On November 28, 2006, Nintendo reported that it had sold over 600,000 consoles in the first eight days of launch in the Americas. Including the sales of accessories and games, Nintendo's Wii-related revenue had hit $190 million in its first week.[42]

The Wii launched in Japan on December 2, 2006. Japan initially received 400,000 Wii consoles,[43] with around an estimate of 370,000 sold in two days, with Wii Sports and Wii Play being the top two selling games.[44] While many PlayStation 3 consoles were resold on online auctions for a much higher price, the average Wii price on Yahoo! Auctions were only 30,000 ¥ (USD: $260).[45] This is perhaps because more people wanted to use the consoles, rather than resell them, as the Wii software tie ratio was 1.69.[45]

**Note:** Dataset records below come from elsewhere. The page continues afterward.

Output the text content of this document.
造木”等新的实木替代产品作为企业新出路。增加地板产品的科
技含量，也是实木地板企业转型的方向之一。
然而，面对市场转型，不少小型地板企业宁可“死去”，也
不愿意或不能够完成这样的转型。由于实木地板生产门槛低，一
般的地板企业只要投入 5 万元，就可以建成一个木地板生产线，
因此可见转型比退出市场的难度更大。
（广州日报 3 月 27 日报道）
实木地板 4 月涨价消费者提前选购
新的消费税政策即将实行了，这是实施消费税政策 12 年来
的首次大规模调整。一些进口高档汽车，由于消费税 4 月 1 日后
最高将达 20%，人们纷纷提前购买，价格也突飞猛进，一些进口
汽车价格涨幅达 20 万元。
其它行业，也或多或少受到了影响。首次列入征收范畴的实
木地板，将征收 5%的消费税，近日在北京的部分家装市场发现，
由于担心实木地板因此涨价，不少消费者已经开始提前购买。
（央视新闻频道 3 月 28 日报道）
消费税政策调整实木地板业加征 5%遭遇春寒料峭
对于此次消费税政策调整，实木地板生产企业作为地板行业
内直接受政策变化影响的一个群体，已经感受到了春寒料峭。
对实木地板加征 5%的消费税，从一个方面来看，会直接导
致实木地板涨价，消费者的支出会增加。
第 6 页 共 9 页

On December 12, 2006, sales data analysis firm Chart-Track and Nintendo confirmed with several press outlets in the United Kingdom that the Wii had become the fastest selling video game console in the region's recorded history, selling 105,000 consoles in its opening weekend, trumping the previous record holder, Xbox 360, which posted sales numbers of 70,000 units.[46] Nintendo announced on the following day that the Wii had sold 325,000 units across Europe in its first two days of sale, making it the fastest selling console across the entire European continent.[47]

In the United Kingdom, gamers lined up at the midnight launch of the console at GAME and HMV. Queues from both retail stores stretched into back alleyways and side streets. GAME even provided them with slices of pizza and Wii branded umbrellas. HMV, meanwhile, handed out goodie bags containing Wii-branded T-shirts and The Legend of Zelda posters. Celebrities such as Pat Cash and Ian Wright appeared to promote the Wii.

On December 14, 2006, it was announced that the Wii console had become the fastest selling console in Australian history with 32,901 units sold in just four days, beating the Xbox 360's opening weekend record of 30,241 units.[48]

In Singapore, local distributor Maxsoft said that 2,000 consoles were sold in the first two days of retail, much greater than for the launches of the Xbox 360 and PlayStation 3, and that many preorders remained unfulfilled due to a low stock inventory.[49]

While the Wii launch was considerably smoother than that of the Xbox 360 and PlayStation 3, it was not without its problems. Due to the scarcity of the Wii Remote and Nunchuk, widespread price gouging began to form.[citation needed] Initial consumer reaction to the Wii appears to have been positive, with commentators judging the launch to have been successful.[50]

According to the Financial Times, as of September 2007 the Wii became the market leader in worldwide console sales.[51]